Seule la contestation de l’indemnité de résiliation étant étayée, le juge-commissaire n’avait pas lieu de rejeter la créance de 22.260,89 euros. L’ordonnance doit donc être infirmée en ce qu’elle n’a admis la créance de Crédipar qu’à hauteur de 1 euro sans distinction.
S’agissant de l’indemnité de résiliation, l’article 10 du contrat stipule que la résiliation par le bailleur entraine(b) l’obligation de restituer immédiatement le véhicule au bailleur et (c) rend exigible outre les loyers impayés et leurs accessoires, ' une indemnité égale à la différence entre :- d’une part la valeur résiduelle hors taxes du véhicule stipulée au contrat, augmentée de la valeur actualisée, à la date de résiliation du contrat, de la somme hors taxes des loyers non encore échus, – et d’autre part la valeur vénale hors taxes du véhicule restitué. Le montant de cette indemnité est majoré des taxes fiscales applicables.

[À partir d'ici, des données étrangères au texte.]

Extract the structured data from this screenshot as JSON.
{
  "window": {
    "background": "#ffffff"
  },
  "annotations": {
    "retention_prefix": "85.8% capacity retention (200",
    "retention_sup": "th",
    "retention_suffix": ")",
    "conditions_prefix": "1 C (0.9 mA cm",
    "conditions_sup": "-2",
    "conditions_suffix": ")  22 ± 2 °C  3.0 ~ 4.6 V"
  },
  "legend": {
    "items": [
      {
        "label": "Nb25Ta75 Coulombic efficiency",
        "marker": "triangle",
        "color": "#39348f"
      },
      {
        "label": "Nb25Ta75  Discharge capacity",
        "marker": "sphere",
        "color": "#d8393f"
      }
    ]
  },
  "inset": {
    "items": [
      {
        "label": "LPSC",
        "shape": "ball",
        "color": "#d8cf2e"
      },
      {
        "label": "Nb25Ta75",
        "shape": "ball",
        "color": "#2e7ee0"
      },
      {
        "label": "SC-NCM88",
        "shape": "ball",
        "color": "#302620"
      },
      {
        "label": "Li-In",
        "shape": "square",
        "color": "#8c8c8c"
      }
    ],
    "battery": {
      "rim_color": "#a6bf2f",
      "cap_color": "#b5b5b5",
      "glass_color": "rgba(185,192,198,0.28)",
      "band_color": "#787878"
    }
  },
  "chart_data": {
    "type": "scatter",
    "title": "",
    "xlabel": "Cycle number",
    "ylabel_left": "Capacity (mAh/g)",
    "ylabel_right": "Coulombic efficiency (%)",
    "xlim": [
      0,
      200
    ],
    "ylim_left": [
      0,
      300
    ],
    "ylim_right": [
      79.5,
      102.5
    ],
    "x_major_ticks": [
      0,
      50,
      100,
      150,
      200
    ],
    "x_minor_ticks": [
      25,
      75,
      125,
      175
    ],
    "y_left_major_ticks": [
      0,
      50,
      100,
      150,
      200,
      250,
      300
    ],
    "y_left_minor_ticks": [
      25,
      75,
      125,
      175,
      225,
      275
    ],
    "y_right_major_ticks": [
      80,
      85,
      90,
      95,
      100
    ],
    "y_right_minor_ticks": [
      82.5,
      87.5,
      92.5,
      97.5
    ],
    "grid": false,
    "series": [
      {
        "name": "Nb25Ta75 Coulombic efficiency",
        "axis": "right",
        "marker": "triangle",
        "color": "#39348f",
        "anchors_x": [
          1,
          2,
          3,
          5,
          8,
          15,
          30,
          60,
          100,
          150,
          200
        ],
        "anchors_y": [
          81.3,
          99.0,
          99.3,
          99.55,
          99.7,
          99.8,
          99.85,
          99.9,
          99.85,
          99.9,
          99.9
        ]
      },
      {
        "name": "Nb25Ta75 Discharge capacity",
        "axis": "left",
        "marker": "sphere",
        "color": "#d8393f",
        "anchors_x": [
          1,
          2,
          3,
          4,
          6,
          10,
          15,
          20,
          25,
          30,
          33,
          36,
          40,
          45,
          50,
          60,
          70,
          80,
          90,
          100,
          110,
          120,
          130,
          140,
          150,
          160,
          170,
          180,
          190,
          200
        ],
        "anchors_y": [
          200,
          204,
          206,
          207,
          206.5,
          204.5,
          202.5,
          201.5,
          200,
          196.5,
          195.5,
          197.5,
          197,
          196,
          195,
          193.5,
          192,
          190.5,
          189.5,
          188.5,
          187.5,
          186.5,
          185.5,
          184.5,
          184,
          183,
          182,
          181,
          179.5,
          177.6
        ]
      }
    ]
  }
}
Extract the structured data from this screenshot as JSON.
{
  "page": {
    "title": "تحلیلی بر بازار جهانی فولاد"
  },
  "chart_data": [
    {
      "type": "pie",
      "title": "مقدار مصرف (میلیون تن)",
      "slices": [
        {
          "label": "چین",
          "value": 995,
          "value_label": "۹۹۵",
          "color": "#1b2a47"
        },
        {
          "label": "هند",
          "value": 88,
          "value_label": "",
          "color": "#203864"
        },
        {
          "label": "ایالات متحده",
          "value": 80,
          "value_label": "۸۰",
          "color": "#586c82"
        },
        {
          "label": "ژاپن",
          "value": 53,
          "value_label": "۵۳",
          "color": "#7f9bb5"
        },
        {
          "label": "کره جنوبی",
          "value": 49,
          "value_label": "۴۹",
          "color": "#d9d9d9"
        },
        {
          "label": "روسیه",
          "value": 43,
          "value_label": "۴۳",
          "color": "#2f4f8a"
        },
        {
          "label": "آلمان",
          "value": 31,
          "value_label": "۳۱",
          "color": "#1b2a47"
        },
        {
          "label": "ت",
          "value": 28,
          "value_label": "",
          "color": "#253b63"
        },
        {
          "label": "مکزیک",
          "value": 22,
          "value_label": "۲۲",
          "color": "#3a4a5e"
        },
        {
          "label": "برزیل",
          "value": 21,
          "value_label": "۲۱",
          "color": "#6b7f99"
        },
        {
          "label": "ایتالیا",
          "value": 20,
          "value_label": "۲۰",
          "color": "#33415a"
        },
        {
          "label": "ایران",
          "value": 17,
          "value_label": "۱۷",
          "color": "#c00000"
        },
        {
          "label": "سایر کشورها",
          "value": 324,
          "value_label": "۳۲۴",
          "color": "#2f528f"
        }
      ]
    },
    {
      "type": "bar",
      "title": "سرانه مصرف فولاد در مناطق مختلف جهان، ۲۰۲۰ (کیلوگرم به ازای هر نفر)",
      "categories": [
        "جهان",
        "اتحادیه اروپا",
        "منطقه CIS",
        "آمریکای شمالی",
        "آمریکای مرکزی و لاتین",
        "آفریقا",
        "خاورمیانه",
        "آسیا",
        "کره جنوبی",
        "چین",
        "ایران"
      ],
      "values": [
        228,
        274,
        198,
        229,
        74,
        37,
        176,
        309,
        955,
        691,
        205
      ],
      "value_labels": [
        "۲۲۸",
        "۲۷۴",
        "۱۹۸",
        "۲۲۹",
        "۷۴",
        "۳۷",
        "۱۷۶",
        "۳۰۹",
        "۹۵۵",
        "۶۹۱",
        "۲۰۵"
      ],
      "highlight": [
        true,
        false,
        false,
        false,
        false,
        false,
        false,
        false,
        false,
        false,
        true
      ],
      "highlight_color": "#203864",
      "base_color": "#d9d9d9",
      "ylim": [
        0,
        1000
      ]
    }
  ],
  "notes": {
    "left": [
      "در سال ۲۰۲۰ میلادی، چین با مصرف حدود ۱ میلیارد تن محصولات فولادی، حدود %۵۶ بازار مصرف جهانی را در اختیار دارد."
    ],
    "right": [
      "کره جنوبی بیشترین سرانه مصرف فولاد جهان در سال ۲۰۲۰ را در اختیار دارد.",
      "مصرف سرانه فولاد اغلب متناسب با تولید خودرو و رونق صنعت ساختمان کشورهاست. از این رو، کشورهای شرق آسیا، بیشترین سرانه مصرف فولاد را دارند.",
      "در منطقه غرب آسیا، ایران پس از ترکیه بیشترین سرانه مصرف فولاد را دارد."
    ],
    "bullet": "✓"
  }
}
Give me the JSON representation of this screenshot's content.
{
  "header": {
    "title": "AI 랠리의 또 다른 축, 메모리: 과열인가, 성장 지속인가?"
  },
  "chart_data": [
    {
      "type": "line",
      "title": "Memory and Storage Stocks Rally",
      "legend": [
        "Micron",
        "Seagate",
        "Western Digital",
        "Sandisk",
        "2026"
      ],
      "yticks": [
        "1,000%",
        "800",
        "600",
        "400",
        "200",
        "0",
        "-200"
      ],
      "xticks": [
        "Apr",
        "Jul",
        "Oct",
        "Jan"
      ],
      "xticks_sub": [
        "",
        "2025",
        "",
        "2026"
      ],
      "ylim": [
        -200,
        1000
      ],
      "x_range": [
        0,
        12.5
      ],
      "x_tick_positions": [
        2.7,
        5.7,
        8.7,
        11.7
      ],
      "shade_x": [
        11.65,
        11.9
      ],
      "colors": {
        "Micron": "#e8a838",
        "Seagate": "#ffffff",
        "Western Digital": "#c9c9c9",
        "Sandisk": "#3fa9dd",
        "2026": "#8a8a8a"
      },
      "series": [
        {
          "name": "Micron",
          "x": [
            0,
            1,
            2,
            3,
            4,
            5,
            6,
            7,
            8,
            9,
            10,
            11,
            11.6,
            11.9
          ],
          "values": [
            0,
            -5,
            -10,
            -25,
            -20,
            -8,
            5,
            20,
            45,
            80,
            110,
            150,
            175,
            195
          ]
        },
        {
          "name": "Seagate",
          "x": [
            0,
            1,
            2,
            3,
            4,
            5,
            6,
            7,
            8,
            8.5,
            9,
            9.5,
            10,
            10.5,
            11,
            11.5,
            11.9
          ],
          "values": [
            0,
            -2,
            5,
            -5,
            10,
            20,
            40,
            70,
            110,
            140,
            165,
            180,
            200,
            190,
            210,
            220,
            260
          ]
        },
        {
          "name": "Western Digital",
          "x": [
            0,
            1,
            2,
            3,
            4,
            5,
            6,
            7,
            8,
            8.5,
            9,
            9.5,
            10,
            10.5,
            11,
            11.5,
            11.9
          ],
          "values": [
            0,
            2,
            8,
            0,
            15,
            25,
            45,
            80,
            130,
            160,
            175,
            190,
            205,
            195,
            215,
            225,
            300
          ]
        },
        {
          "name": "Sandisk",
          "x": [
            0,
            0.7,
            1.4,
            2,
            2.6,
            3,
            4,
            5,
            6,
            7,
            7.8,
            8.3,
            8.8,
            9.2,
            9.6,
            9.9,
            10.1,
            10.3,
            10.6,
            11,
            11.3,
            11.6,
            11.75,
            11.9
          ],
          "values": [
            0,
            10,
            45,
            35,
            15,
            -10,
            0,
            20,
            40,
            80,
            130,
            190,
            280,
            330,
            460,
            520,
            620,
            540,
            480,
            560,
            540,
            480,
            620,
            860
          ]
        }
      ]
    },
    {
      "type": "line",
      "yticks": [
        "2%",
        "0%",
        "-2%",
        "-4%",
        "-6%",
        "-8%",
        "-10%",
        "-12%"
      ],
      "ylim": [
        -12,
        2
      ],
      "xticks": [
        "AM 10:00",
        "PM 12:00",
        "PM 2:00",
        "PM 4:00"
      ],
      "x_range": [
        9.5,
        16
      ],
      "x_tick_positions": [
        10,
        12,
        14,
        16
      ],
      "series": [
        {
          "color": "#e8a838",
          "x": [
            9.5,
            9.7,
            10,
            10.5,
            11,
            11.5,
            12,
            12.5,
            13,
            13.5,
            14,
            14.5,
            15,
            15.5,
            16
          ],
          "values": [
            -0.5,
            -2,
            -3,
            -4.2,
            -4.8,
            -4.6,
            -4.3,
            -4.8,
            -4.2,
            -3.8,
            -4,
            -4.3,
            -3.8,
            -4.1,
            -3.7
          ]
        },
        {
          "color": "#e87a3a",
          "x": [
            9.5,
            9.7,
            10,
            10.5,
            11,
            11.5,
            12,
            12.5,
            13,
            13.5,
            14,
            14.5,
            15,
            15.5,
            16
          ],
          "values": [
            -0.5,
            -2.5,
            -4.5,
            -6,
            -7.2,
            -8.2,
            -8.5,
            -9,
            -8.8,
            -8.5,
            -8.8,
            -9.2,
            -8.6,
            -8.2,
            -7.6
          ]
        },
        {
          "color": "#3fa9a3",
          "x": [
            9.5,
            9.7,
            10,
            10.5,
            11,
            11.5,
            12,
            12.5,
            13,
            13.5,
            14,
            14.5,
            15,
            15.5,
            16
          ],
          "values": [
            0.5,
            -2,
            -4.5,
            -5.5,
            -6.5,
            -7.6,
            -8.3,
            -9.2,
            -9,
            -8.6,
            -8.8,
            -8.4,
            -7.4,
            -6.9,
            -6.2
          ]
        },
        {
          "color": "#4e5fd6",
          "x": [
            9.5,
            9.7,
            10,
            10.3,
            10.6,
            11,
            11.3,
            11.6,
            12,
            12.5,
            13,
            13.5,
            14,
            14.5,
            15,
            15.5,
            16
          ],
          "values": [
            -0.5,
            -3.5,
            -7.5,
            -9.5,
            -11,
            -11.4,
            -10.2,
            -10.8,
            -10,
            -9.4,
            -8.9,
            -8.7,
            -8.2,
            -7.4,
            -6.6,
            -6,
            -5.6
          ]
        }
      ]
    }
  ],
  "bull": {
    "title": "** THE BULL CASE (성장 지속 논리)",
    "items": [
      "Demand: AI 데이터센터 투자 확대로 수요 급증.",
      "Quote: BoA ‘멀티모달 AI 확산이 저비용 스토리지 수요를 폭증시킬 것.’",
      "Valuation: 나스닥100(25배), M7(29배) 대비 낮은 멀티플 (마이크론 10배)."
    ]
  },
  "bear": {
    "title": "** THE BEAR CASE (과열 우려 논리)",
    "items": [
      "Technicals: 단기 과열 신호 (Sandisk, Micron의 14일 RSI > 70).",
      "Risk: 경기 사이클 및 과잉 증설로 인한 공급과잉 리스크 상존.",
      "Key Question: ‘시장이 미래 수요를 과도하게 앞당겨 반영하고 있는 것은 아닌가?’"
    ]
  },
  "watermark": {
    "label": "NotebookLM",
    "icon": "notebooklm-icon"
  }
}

La valeur actualisée des loyers non encore échus est calculée selon la méthode des intérêts composés en prenant comme taux annuel de référence le taux moyen de rendement des obligations émises au cours du semestre civil précédant la date de conclusion du contrat majoré de la moitié'.
Cette clause par laquelle les parties sont convenues d’évaluer forfaitairement et par avance l’indemnité à laquelle donnera lieu au profit du crédit-bailleur l’inexécution du contrat s’analyse en une clause pénale, que le juge peut en application de l’article 1231-5 du code civil modérer si elle est manifestement excessive.
Les contraintes financières liées à l’exécution du plan de redressement de la société débitrice ne constituent pas un moyen opérant pour modérer la clause pénale, le pouvoir de modération devant être fondé sur le caractère manifestement excessif de la pénalité au regard du préjudice subi par le créancier.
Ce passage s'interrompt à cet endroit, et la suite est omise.